What is emergency contraception?
Emergency contraception can prevent pregnancy after unprotected sex or if your contraceptive method has failed (e.g. a condom has split or you have missed a pill). The emergency contraceptive pill is sometimes called the Morning After pill.
Type of emergency contraception
There are two kinds of emergency contraceptive pill. Levonelle has to be taken within 72 hours (three days) of sexual intercourse. Levonelle can be provided to you by your CarePlus pharmacist after a consultation process.
EllaOne has to be taken within 120 hours (five days) of sexual intercourse. Both pills work by preventing or delaying ovulation (i.e. the release of an egg). EllaOne is available on prescription.
Emergency contraception does not protect against sexually transmitted infections.
Both types of emergency contraception are effective at preventing pregnancy if they are used soon after unprotected sex. The sooner you take Levonelle or EllaOne, the more effective it will be.
Levonelle or EllaOne can make you feel sick, dizzy or tired, or give you a headache, tender breasts or abdominal pain.
Levonelle or EllaOne can make your period earlier or later than usual.
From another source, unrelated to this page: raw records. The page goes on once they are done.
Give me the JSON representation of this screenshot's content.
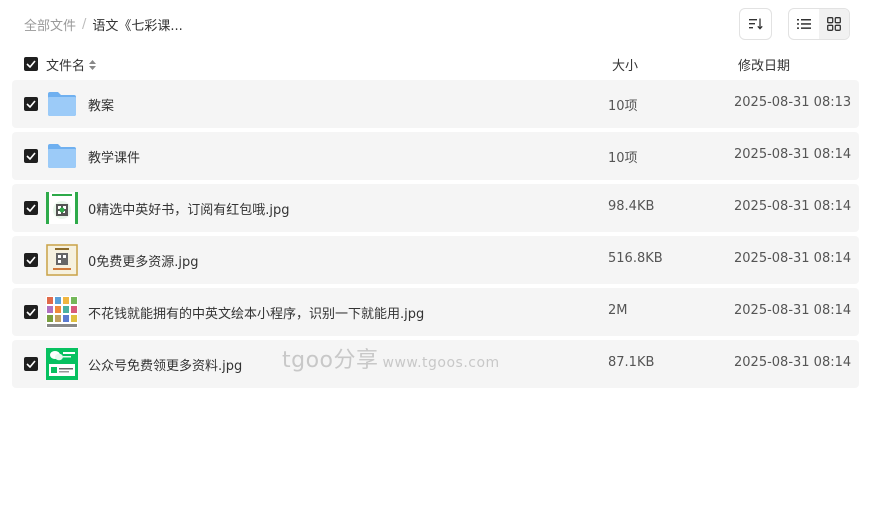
{
  "breadcrumb": {
    "root": "全部文件",
    "separator": "/",
    "current": "语文《七彩课..."
  },
  "toolbar": {
    "sort_icon": "sort-icon",
    "list_view_icon": "list-view-icon",
    "grid_view_icon": "grid-view-icon"
  },
  "header": {
    "name": "文件名",
    "size": "大小",
    "date": "修改日期"
  },
  "files": [
    {
      "name": "教案",
      "size": "10项",
      "date": "2025-08-31 08:13",
      "type": "folder"
    },
    {
      "name": "教学课件",
      "size": "10项",
      "date": "2025-08-31 08:14",
      "type": "folder"
    },
    {
      "name": "0精选中英好书，订阅有红包哦.jpg",
      "size": "98.4KB",
      "date": "2025-08-31 08:14",
      "type": "image-qr"
    },
    {
      "name": "0免费更多资源.jpg",
      "size": "516.8KB",
      "date": "2025-08-31 08:14",
      "type": "image-poster"
    },
    {
      "name": "不花钱就能拥有的中英文绘本小程序，识别一下就能用.jpg",
      "size": "2M",
      "date": "2025-08-31 08:14",
      "type": "image-books"
    },
    {
      "name": "公众号免费领更多资料.jpg",
      "size": "87.1KB",
      "date": "2025-08-31 08:14",
      "type": "image-wechat"
    }
  ],
  "watermark": {
    "brand": "tgoo分享",
    "url": "www.tgoos.com"
  },
  "colors": {
    "checkbox": "#1f1f1f",
    "row_bg": "#f5f5f5",
    "folder": "#8cc1f5",
    "wechat_green": "#07c160"
  }
}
If you are sick (i.e. vomiting) within two hours of taking Levonelle or three hours of taking EllaOne, seek medical advice.
Levonelle contains levonorgestrel, a synthetic version of the natural hormone progesterone. In a woman’s body, progesterone plays a role in ovulation and preparing the uterus for accepting a fertilised egg. Levonelle is thought to work primarily by preventing or delaying ovulation.
EllaOne contains ulipristal acetate, which means it stops progesterone working normally. It prevents pregnancy mainly by preventing or delaying ovulation.
Levonelle and EllaOne do not protect you against pregnancy during the rest of your menstrual cycle and are not intended to be a regular form of contraception. Using the emergency contraceptive pill repeatedly can disrupt your natural menstrual cycle.